Hi,
This is probably a retoric question, but… Is there a way to control where a cudaMalloc would allocate the data relative to offset zero in GPU RAM?
The problem is that I have very big data to allocate on the GPU, consider the following scenerio:
Allocate 1.5GB pointerA.
Allocate 700MB pointerB.
Allocate 700MB pointerC.
Allocate 700MB pointerD.
Allocate some various small size pointers.
For a C1060 that should fit, however depending on the positions of the arrays in the 4GB address space, it might fail.
Is there a way to ensure this would fit into memory other than making the arrays smaller by dividing them to chunks???

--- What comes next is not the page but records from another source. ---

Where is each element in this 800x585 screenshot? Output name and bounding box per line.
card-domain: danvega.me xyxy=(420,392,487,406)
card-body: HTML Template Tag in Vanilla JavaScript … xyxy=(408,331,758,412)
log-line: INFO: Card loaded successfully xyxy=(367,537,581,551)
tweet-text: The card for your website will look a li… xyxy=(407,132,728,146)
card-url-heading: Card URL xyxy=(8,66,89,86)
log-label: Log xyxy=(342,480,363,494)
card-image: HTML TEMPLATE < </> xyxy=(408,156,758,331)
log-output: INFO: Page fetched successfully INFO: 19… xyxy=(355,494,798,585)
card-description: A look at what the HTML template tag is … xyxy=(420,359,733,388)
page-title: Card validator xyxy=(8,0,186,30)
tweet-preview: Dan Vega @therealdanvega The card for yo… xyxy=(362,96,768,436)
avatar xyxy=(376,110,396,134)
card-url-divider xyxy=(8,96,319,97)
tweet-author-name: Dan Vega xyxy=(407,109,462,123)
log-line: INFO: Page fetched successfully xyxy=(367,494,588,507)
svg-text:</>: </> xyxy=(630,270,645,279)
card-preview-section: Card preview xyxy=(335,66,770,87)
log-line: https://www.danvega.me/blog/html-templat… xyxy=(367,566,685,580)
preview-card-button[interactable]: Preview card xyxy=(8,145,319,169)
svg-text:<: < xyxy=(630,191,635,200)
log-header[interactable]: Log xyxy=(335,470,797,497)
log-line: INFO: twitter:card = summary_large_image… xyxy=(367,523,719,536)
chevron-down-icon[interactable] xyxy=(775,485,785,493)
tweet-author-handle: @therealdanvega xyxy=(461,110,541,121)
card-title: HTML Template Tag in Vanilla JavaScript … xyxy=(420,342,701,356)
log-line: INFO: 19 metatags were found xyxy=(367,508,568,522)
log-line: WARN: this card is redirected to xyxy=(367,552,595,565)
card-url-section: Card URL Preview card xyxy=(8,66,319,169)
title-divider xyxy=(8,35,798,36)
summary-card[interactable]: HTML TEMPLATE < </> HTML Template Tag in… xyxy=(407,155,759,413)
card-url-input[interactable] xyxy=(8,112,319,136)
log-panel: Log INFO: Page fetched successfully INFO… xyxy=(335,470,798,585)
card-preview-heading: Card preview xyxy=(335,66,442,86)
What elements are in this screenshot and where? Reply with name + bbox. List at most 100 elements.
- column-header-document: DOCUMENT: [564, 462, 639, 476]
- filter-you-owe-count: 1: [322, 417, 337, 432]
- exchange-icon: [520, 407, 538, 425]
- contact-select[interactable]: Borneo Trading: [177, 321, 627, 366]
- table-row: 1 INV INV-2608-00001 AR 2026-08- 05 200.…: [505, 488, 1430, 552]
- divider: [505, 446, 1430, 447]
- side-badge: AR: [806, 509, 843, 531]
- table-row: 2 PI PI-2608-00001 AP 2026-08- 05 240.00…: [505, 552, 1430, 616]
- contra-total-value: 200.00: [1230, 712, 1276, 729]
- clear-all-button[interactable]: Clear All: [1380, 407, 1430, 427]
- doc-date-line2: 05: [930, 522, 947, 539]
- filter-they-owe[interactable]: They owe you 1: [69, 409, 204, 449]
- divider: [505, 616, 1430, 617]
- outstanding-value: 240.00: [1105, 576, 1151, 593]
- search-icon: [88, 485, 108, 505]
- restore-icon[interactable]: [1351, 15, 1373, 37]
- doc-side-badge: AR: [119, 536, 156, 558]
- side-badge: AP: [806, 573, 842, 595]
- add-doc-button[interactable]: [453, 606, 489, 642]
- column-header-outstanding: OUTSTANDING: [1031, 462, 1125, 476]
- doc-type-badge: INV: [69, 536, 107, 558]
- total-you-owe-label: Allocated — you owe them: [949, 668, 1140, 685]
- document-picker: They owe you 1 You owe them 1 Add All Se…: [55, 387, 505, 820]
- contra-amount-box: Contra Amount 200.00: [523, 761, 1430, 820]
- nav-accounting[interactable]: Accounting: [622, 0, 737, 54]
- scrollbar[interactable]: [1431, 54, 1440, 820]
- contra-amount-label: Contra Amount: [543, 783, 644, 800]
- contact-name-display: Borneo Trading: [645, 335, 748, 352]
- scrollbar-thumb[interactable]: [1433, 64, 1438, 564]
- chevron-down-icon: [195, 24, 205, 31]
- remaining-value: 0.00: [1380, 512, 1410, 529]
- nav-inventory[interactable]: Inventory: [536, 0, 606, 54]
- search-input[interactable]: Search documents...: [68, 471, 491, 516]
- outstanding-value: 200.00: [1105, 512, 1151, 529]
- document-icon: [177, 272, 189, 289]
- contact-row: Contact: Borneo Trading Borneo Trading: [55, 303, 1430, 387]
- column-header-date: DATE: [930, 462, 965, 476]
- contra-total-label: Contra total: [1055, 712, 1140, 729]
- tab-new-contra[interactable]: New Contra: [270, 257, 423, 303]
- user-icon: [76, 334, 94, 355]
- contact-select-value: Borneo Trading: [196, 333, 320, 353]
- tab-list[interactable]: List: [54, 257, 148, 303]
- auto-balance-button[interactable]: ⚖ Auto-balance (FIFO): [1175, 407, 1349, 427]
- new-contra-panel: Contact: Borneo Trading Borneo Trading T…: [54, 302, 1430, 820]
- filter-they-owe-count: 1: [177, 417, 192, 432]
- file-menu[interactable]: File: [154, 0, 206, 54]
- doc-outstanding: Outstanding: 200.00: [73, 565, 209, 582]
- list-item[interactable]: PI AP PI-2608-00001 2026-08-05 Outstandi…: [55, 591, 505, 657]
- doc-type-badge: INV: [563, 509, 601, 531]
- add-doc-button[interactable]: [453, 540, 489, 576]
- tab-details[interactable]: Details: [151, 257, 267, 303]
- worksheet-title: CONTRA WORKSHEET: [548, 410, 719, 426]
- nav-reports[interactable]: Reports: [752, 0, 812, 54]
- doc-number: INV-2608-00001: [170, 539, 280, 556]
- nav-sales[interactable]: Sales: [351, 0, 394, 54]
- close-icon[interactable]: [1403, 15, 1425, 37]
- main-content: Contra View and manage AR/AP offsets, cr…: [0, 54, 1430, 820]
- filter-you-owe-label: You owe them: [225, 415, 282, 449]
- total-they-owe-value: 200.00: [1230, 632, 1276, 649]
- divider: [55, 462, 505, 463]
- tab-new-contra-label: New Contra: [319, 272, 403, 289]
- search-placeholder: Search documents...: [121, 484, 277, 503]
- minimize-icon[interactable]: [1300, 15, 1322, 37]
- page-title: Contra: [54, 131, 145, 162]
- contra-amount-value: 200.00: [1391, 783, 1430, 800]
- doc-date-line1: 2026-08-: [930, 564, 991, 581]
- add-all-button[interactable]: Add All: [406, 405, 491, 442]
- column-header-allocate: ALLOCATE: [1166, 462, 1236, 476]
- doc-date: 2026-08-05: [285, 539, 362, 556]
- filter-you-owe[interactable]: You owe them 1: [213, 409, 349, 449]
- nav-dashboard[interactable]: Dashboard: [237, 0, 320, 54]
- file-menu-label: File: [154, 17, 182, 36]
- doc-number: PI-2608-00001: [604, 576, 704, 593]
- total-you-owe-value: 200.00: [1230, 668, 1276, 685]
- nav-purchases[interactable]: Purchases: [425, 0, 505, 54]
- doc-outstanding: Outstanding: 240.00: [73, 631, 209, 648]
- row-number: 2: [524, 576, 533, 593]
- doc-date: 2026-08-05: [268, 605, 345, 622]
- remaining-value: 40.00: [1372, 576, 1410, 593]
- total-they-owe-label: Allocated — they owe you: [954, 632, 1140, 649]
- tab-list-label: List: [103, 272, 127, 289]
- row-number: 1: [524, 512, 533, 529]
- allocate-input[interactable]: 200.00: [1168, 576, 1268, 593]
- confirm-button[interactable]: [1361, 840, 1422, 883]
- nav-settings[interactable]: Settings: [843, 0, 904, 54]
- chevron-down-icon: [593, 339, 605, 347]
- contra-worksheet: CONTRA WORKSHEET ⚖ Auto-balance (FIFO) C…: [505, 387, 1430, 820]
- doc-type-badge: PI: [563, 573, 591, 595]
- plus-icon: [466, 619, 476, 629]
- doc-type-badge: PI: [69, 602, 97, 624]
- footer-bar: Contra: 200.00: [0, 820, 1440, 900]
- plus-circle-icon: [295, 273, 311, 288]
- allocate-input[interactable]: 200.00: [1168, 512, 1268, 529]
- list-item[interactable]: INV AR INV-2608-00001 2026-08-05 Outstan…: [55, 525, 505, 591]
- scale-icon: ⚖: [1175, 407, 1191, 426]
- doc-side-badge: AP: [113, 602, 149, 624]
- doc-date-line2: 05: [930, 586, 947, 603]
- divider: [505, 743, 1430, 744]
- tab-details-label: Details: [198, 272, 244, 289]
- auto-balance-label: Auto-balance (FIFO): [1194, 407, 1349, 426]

I have come to the conclusion that the most reliable way to get this done is to allocate every last byte of free memory (or at least as much as your “big” storage needs require) on the device in an initialization stage at the beginning of the code, and then manage the division of chunks of memory out of that initial allocation yourself. The card/driver maintains a number of different page sizes which can result in all sorts of odd fragmentation and “lost” memory, to the point where single byte allocations in what appears to be “high” memory space, actually allocates complete 64kb pages.
I’ve seen loads of custom memory alloc functions for CPU, but none for GPU, till now. The main issue with coming up with such a function is that it has to provide allocation routines for different kinds of memories, 1D, 2D-pitch, 3D, memory arrays, texture, constant memory… !!!